Джером Джером - Томми и К°
— Я всегда считал, — сказал Клодд, — что женщина в качестве агента по рекламе — совсем неплохой вариант. При прочих равных ее, во всяком случае, за дверь не выставят.
— В конце концов все может быть, — задумчиво произнес Питер. — Женщины атлетического сложения, если так и дальше пойдет, могут освоить профессию вышибалы.
— И все же первой женщине-агенту должна улыбнуться удача, — заверил Клодд.
Помощник главного редактора навострила ушки. Однажды, давным-давно, помощник редактора умудрилась (в то время, как все прочие лондонские журналисты спасовали) взять интервью у одного знаменитого государственного деятеля. Этого помощник редактора не забывала, как не позволяла забывать и всем остальным.
— Мне кажется, я смогу обеспечить для вас рекламу, — сказала помощник редактора.
Редактор и директор-распорядитель ответили одновременно. Весьма решительно и твердо.
— Но почему? — воскликнула помощник редактора. — Ведь когда никто не смог пробиться к принцу, именно я взяла у него интервью...
— Знаем, слышали не раз, — оборвал ее директор-распорядитель. — Если бы я был твоим отцом, я бы никогда не позволил тебе этого сделать.
— Интересно, как я мог остановить ее? — вскинулся Питер Хоуп. — Она и слова мне не сказала.
— Нельзя было глаз с нее спускать!
— Глаз не спускать! Сперва заимейте собственную дочь, а уж потом и рассуждайте!
— Если заимею, — парировал Клодд, — то сумею с ней справиться.
— Каким это образом у старого холостяка появятся дети? — саркастически проговорил Питер.
— Предоставьте это дело мне. Я добуду вам рекламу до конца недели! — бубнила помощник редактора.

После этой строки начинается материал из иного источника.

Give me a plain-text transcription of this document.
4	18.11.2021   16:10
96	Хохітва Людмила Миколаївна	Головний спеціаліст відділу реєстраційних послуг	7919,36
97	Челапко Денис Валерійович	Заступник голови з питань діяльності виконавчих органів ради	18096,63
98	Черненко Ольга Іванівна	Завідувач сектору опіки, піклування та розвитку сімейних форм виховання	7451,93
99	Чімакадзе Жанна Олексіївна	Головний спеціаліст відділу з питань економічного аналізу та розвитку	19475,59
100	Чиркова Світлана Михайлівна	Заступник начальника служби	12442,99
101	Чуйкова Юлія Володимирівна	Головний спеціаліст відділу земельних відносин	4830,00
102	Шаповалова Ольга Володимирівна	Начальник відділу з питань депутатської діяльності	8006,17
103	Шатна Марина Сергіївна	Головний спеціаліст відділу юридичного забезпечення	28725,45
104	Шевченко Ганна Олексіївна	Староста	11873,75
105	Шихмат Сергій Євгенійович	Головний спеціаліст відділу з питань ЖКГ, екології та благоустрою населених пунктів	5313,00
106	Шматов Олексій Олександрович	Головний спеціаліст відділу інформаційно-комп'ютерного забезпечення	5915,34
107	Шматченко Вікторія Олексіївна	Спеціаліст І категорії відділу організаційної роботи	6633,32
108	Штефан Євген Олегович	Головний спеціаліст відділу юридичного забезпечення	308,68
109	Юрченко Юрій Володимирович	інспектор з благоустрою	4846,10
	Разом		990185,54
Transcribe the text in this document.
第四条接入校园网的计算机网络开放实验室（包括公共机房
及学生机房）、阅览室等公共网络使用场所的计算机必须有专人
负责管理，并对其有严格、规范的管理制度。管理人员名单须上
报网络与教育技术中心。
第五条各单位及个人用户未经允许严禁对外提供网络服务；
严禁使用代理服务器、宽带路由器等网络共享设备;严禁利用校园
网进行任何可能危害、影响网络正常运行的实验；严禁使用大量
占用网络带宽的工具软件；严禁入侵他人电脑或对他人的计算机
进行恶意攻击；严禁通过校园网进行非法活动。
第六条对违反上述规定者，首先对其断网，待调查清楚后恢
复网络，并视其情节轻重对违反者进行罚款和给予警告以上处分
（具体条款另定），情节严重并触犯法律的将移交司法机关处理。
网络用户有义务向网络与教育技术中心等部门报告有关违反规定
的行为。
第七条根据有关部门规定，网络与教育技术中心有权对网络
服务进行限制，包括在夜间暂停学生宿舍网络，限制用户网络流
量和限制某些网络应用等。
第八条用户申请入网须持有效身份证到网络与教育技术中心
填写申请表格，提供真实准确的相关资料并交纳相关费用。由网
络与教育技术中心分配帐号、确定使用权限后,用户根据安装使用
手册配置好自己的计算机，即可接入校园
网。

— Попробуй только, — отрезал Клодд, — я ее тут же выкину в корзинку!
— Но вы же сами сказали, что женщина в качестве агента по рекламе — неплохая идея! — напомнила ему помощник редактора.
— Очень возможно; но вовсе не обязательно, что ею окажешься ты! — отрезал Клодд.
— Но почему?
— Потому что нет, и все!
— Но если...
— Встретимся в типографии в двенадцать, — сказал Клодд Питеру и стремительно вышел.
— По-моему, он кретин, — заметила помощник редактора.
— Хотя это случается не часто, — заметил редактор, — но в данном случае я не могу с ним не согласиться. Гоняться за рекламодателем не женское дело.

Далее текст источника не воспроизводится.